SCARE: A Novel Framework to Enhance Chinese Harmful Memes Detection

Tianlong Gu, Mingfeng Feng, Xuan Feng, Xuemin Wang

Published: 01 Jan 2025, Last Modified: 08 Oct 2025IEEE Trans. Affect. Comput. 2025EveryoneRevisionsBibTeXCC BY-SA 4.0

Abstract: Harmful meme detection presents a significant multimodal challenge that necessitates contextual background knowledge and comprehensive inference. Although some research studies have been related to harmful meme detection in English, detecting harmful memes in Chinese is also an unresolved issue.
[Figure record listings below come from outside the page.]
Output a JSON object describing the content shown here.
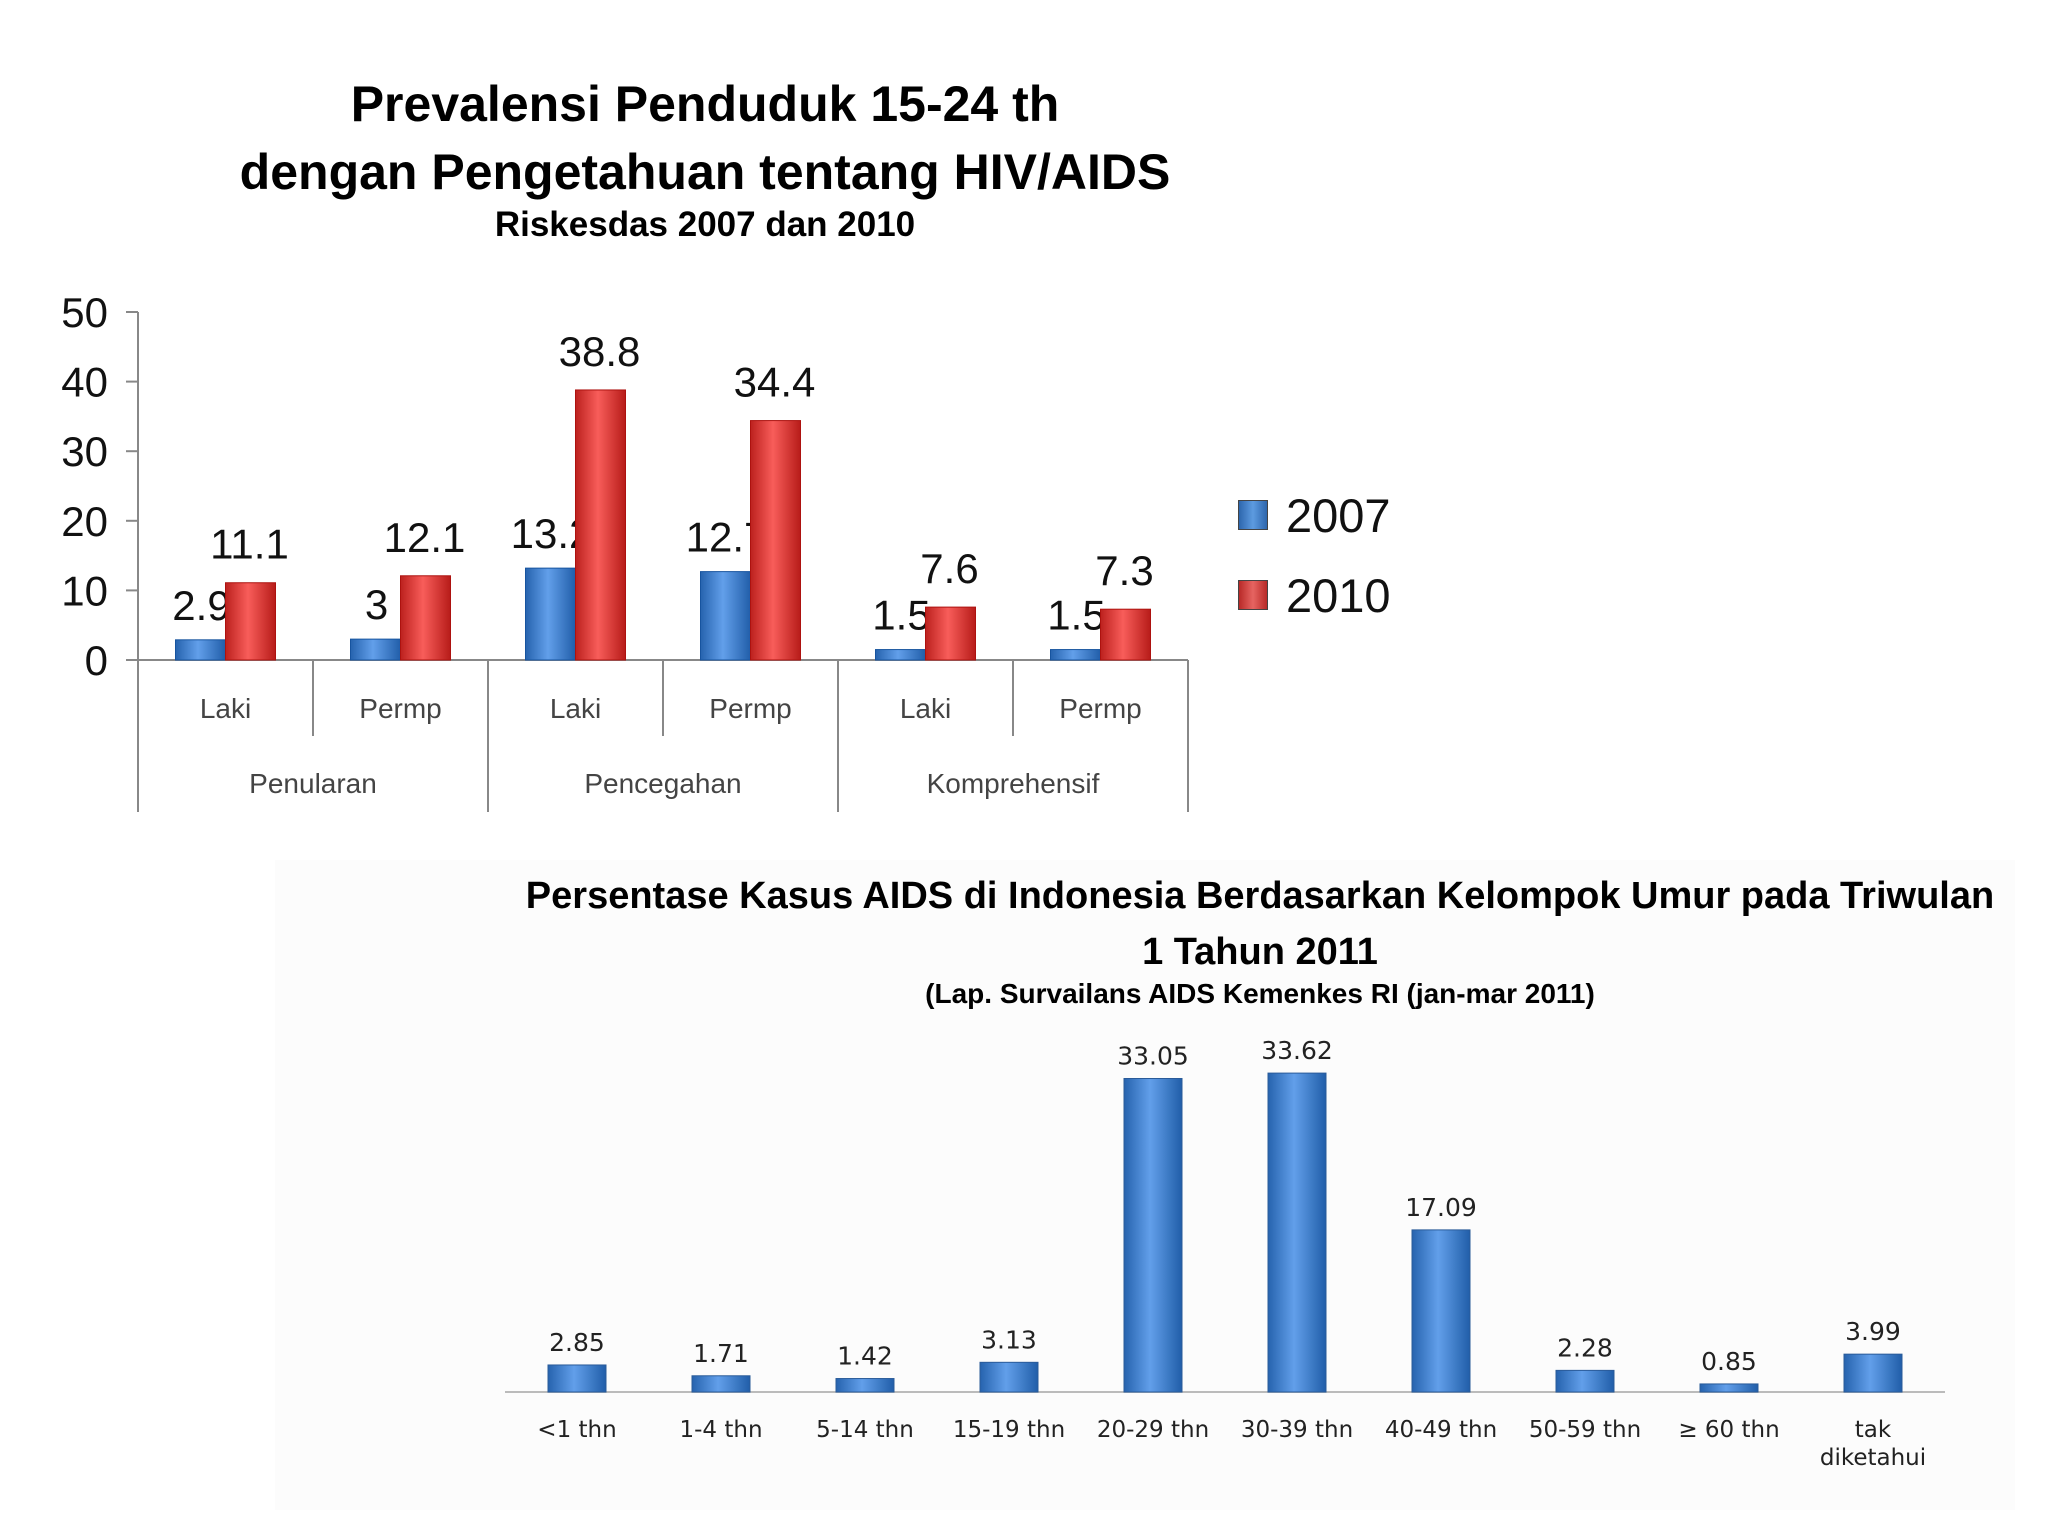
{
  "chart_data": [
    {
      "type": "bar",
      "title": "Prevalensi Penduduk 15-24 th dengan Pengetahuan tentang HIV/AIDS",
      "title_lines": [
        "Prevalensi Penduduk 15-24 th",
        "dengan Pengetahuan tentang HIV/AIDS"
      ],
      "subtitle": "Riskesdas 2007 dan 2010",
      "groups": [
        "Penularan",
        "Pencegahan",
        "Komprehensif"
      ],
      "categories": [
        "Laki",
        "Permp",
        "Laki",
        "Permp",
        "Laki",
        "Permp"
      ],
      "series": [
        {
          "name": "2007",
          "color": "#3f7cc7",
          "values": [
            2.9,
            3,
            13.2,
            12.7,
            1.5,
            1.5
          ]
        },
        {
          "name": "2010",
          "color": "#d53a37",
          "values": [
            11.1,
            12.1,
            38.8,
            34.4,
            7.6,
            7.3
          ]
        }
      ],
      "yticks": [
        0,
        10,
        20,
        30,
        40,
        50
      ],
      "ylim": [
        0,
        50
      ],
      "legend": "right",
      "grid": false
    },
    {
      "type": "bar",
      "title": "Persentase Kasus AIDS di Indonesia Berdasarkan Kelompok Umur pada Triwulan 1 Tahun 2011",
      "title_lines": [
        "Persentase Kasus AIDS di Indonesia Berdasarkan Kelompok Umur pada Triwulan",
        "1 Tahun 2011"
      ],
      "subtitle": "(Lap. Survailans AIDS Kemenkes RI (jan-mar 2011)",
      "categories": [
        "<1 thn",
        "1-4 thn",
        "5-14 thn",
        "15-19 thn",
        "20-29 thn",
        "30-39 thn",
        "40-49 thn",
        "50-59 thn",
        "≥ 60 thn",
        "tak diketahui"
      ],
      "values": [
        2.85,
        1.71,
        1.42,
        3.13,
        33.05,
        33.62,
        17.09,
        2.28,
        0.85,
        3.99
      ],
      "value_labels": [
        "2.85",
        "1.71",
        "1.42",
        "3.13",
        "33.05",
        "33.62",
        "17.09",
        "2.28",
        "0.85",
        "3.99"
      ],
      "color": "#3f7cc7",
      "ylim": [
        0,
        35
      ],
      "grid": false
    }
  ]
}
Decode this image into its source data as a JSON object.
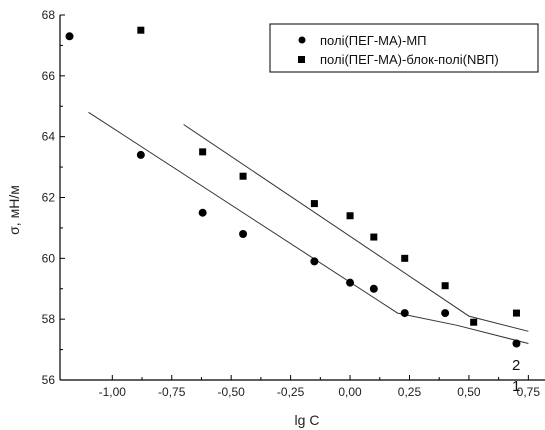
{
  "chart_data": {
    "type": "scatter",
    "title": "",
    "xlabel": "lg C",
    "ylabel": "σ, мН/м",
    "xlim": [
      -1.22,
      0.82
    ],
    "ylim": [
      56,
      68
    ],
    "x_ticks": [
      "-1,00",
      "-0,75",
      "-0,50",
      "-0,25",
      "0,00",
      "0,25",
      "0,50",
      "0,75"
    ],
    "y_ticks": [
      "56",
      "58",
      "60",
      "62",
      "64",
      "66",
      "68"
    ],
    "grid": false,
    "legend_position": "top-right",
    "series": [
      {
        "name": "полі(ПЕГ-МА)-МП",
        "marker": "circle",
        "color": "#000000",
        "points": [
          {
            "x": -1.18,
            "y": 67.3
          },
          {
            "x": -0.88,
            "y": 63.4
          },
          {
            "x": -0.62,
            "y": 61.5
          },
          {
            "x": -0.45,
            "y": 60.8
          },
          {
            "x": -0.15,
            "y": 59.9
          },
          {
            "x": 0.0,
            "y": 59.2
          },
          {
            "x": 0.1,
            "y": 59.0
          },
          {
            "x": 0.23,
            "y": 58.2
          },
          {
            "x": 0.4,
            "y": 58.2
          },
          {
            "x": 0.7,
            "y": 57.2
          }
        ]
      },
      {
        "name": "полі(ПЕГ-МА)-блок-полі(NВП)",
        "marker": "square",
        "color": "#000000",
        "points": [
          {
            "x": -0.88,
            "y": 67.5
          },
          {
            "x": -0.62,
            "y": 63.5
          },
          {
            "x": -0.45,
            "y": 62.7
          },
          {
            "x": -0.15,
            "y": 61.8
          },
          {
            "x": 0.0,
            "y": 61.4
          },
          {
            "x": 0.1,
            "y": 60.7
          },
          {
            "x": 0.23,
            "y": 60.0
          },
          {
            "x": 0.4,
            "y": 59.1
          },
          {
            "x": 0.52,
            "y": 57.9
          },
          {
            "x": 0.7,
            "y": 58.2
          }
        ]
      }
    ],
    "fit_lines": [
      {
        "label": "1",
        "points": [
          {
            "x": -1.1,
            "y": 64.8
          },
          {
            "x": 0.2,
            "y": 58.2
          },
          {
            "x": 0.45,
            "y": 57.8
          },
          {
            "x": 0.75,
            "y": 57.2
          }
        ]
      },
      {
        "label": "2",
        "points": [
          {
            "x": -0.7,
            "y": 64.4
          },
          {
            "x": 0.5,
            "y": 58.1
          },
          {
            "x": 0.75,
            "y": 57.6
          }
        ]
      }
    ]
  }
}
In this paper, to bridge this gap, we constructed a Chinese harmful meme detection dataset, named CHMEMES. Furthermore, existing multimodal alignment methods have shown poor performance in tasks involving harmful meme detection, where there is a mismatch between the image and text components. To improve the task, we propose a multimodal framework Semantic Contrastive Alignment fRamEwork (SCARE), which enables fully representing both cross-modal and intra-modal information. For cross-modal information, we introduce a cross-modal contrast alignment objective to maximize the mutual information between image and text. For intra-modal information, we design a new intra-modal contrast objective to achieve more robust visual and textual representation learning. Moreover, we present a simple yet efficient vision prompt tuning paradigm for parameter-efficient harmful meme detection. We conduct extensive experiments on the constructed Chinese dataset and the existing English dataset. Experimental results show that our method outperforms state-of-the-art baselines in harmful meme detection.